University of Illinois Physiologist Andrew Conway Ivy has been at the center of a medical storm ever since he an nounced, five years ago, that he was experimenting with a secret cancer drug named Krebiozen. After studying several independent, critical assays, the A.M.A. flatly rejected Krebiozen as a treatment. Undismayed, Ivy and two colleagues stuck to their work, have now summarized it in their first public report.*
Krebiozen is a whitish powder prepared from the serum of horses that have been injected with material from an abscess (known as “lumpy jaw”) occurring in cattle. Its effect, according to Yugoslav-born Dr. Stevan Durovic, its discoverer, is to provide the body with a regulatory hormone that it needs to control the multiplication of cells.
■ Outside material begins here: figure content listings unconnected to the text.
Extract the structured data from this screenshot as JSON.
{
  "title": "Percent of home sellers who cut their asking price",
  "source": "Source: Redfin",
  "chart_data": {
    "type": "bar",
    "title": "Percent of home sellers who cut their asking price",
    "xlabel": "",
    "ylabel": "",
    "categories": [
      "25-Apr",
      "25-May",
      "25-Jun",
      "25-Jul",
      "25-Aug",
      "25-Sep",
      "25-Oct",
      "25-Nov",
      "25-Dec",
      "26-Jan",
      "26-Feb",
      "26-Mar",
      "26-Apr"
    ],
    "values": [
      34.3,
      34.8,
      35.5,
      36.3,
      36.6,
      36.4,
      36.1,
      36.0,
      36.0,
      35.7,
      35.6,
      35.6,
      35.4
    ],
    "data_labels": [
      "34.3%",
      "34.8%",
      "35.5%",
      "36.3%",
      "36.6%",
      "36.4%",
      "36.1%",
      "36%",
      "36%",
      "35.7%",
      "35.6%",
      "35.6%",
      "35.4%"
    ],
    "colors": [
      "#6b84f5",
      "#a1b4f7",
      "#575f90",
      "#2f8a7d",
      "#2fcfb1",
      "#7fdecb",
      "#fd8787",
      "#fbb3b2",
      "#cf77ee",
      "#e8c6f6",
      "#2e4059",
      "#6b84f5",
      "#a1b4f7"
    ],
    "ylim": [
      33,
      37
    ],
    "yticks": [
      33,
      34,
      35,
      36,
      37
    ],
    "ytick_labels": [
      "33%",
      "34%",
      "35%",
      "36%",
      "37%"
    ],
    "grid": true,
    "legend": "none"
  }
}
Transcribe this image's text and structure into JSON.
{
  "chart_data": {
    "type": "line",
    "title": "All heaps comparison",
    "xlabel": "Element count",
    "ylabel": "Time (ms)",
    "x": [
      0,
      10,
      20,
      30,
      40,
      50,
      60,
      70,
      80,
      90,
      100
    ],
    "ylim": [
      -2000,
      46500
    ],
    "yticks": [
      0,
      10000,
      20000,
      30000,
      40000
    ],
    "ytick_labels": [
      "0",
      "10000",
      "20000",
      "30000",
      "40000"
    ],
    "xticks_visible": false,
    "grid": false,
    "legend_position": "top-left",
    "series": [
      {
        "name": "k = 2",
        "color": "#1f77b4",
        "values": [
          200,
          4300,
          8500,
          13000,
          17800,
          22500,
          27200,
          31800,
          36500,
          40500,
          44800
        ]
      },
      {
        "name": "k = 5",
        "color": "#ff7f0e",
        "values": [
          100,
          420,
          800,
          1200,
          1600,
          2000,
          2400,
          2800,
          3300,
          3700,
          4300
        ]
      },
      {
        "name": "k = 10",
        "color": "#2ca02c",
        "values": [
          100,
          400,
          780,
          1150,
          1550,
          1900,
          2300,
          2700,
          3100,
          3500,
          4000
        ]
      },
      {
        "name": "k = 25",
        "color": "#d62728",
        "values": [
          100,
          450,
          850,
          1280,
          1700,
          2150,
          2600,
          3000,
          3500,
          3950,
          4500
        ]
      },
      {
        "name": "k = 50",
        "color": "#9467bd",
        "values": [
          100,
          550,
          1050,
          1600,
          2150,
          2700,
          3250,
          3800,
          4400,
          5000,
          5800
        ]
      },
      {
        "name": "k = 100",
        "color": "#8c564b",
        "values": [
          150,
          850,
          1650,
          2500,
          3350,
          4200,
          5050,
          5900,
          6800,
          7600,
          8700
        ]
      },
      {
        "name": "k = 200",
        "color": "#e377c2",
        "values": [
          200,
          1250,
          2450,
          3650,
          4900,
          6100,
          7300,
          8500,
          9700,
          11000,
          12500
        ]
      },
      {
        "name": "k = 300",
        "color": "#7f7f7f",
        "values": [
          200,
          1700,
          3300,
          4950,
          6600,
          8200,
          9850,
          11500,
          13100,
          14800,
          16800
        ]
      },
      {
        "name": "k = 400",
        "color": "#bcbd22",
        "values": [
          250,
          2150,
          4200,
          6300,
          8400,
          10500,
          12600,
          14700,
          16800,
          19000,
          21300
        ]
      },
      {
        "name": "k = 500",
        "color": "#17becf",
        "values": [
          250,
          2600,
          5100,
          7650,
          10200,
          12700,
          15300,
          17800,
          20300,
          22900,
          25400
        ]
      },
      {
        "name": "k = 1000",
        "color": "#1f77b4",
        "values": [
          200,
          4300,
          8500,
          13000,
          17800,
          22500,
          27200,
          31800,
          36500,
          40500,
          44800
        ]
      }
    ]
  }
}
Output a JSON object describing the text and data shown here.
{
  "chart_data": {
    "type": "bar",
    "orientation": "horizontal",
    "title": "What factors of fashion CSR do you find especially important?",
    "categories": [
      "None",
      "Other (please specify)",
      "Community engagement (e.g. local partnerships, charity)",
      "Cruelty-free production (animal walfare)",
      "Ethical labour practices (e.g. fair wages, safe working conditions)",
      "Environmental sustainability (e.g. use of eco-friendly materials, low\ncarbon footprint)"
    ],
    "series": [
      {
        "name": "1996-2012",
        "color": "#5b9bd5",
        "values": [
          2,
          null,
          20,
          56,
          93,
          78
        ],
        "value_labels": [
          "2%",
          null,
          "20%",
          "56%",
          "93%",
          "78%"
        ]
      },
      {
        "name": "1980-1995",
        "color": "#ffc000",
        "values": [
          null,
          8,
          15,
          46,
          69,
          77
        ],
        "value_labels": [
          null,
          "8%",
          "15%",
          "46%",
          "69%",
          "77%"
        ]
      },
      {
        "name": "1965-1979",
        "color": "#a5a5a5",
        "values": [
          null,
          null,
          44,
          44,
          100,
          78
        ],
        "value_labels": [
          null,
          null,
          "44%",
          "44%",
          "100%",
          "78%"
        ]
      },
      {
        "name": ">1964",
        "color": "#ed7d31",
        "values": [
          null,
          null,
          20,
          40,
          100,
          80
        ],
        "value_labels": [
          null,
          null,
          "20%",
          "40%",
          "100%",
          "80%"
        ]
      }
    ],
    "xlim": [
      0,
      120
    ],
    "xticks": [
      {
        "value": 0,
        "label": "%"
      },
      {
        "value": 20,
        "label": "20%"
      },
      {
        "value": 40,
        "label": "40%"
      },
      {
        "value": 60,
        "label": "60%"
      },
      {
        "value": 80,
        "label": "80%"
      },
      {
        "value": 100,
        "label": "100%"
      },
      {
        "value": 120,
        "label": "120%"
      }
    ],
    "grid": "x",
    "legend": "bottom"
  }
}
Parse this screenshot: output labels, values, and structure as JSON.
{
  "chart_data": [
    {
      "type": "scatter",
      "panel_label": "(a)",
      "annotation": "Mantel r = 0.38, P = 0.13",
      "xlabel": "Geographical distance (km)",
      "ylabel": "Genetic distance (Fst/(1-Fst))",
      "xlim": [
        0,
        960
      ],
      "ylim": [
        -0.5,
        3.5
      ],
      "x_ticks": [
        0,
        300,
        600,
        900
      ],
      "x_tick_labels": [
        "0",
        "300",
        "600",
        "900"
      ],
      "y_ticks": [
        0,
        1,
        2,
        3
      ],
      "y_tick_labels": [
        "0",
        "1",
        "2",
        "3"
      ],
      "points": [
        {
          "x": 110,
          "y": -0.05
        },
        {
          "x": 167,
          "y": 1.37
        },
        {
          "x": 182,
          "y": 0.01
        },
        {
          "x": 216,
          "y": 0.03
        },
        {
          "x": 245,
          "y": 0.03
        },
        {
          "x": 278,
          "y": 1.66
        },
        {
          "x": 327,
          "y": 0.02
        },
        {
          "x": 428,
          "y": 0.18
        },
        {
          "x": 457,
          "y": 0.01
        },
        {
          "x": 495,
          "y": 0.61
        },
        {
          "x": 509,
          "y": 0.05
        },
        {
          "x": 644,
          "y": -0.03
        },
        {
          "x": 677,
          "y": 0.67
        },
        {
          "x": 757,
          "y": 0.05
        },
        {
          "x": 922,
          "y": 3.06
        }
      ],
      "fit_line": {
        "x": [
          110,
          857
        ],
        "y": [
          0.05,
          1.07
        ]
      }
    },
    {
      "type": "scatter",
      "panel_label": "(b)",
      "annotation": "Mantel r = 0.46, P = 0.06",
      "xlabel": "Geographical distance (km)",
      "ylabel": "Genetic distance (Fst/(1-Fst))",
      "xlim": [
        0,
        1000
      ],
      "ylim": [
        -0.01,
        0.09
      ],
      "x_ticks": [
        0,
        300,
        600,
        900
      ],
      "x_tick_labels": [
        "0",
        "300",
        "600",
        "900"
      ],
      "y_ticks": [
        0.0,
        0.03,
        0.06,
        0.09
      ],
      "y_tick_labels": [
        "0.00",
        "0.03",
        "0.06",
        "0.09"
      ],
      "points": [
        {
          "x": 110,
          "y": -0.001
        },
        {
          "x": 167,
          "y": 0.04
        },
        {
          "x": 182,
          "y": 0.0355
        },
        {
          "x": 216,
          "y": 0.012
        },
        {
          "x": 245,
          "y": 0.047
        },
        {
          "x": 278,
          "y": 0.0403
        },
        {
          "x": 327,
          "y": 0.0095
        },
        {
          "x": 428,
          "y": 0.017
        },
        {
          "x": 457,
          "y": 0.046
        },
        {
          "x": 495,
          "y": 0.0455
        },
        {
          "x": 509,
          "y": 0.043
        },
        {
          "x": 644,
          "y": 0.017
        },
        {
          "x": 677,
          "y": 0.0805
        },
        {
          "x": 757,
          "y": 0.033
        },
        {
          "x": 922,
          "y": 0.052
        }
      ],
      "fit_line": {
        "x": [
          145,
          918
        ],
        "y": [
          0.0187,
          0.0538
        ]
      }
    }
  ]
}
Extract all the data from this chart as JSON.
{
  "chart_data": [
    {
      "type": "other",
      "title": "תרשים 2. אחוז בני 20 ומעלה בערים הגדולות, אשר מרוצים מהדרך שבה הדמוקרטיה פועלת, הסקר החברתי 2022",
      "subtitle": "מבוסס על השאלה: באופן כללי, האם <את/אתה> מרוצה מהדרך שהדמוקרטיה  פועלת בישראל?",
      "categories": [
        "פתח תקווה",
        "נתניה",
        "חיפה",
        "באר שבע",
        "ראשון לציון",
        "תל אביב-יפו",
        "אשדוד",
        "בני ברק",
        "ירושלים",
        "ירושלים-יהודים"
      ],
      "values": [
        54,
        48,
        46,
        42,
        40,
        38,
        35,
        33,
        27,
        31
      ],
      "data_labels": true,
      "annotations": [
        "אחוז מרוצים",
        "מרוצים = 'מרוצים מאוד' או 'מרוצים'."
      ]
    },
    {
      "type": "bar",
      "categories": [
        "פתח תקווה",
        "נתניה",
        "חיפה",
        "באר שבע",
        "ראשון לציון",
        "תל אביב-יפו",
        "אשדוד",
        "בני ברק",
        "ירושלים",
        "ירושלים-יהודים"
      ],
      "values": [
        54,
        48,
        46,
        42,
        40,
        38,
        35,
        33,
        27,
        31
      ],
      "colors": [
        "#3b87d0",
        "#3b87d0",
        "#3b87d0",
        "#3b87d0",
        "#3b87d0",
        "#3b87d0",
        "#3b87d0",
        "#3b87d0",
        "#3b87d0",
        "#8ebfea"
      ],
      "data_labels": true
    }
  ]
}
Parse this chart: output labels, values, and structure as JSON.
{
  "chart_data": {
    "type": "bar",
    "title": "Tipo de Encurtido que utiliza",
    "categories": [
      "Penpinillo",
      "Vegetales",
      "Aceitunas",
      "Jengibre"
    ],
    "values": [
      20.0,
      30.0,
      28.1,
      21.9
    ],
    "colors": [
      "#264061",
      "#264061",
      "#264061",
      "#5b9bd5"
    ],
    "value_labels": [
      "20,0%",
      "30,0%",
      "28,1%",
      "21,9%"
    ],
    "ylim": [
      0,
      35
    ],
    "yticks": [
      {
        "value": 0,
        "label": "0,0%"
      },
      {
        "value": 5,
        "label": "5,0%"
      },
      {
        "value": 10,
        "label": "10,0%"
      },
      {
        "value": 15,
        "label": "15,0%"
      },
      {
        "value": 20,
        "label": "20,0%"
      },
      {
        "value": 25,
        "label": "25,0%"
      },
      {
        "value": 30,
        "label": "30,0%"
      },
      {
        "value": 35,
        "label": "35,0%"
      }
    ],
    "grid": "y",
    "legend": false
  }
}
Ivy & Co. report on 687 patients, 285 of whom died within i½ to nine months of beginning treatment. All but seven are described as having been in the “terminal” or hopeless stage, and in 97% the disease was said to be progressing. Of 189 who got four or more doses, 23 lived four years or more, and 18 of these survived because of “Krebiozen or natural causes”; there was some evidence in some cases that the cancers shrank. The Ivy team’s conclusions : 1) Krebiozen had “palliative potency,” as distinct from a curative effect, in 68% of patients with different types of cancer; 2) it has “oncolytic” (tumor-dissolving) qualities; 3) it deserves further testing.
Even these well-hedged claims faced certain rejection by top authorities in cancer research and treatment. One cancer expert was quick to doubt that Dr. Ivy’s 23 survivors had been, as claimed, in a hopeless stage of the disease to begin with, or that their survival had any medical significance: many patients with a variety of cancers have survived for unpredictably long times with scant treatment of any kind. Moreover, other doctors pointed out, several of the patients got other treatments (X rays, hormones or surgery) besides Krebiozen, and it was impossible to sort out the effects.
* Observations on Krebiozen in the Management of Cancer (Henry Regnery; $2.50).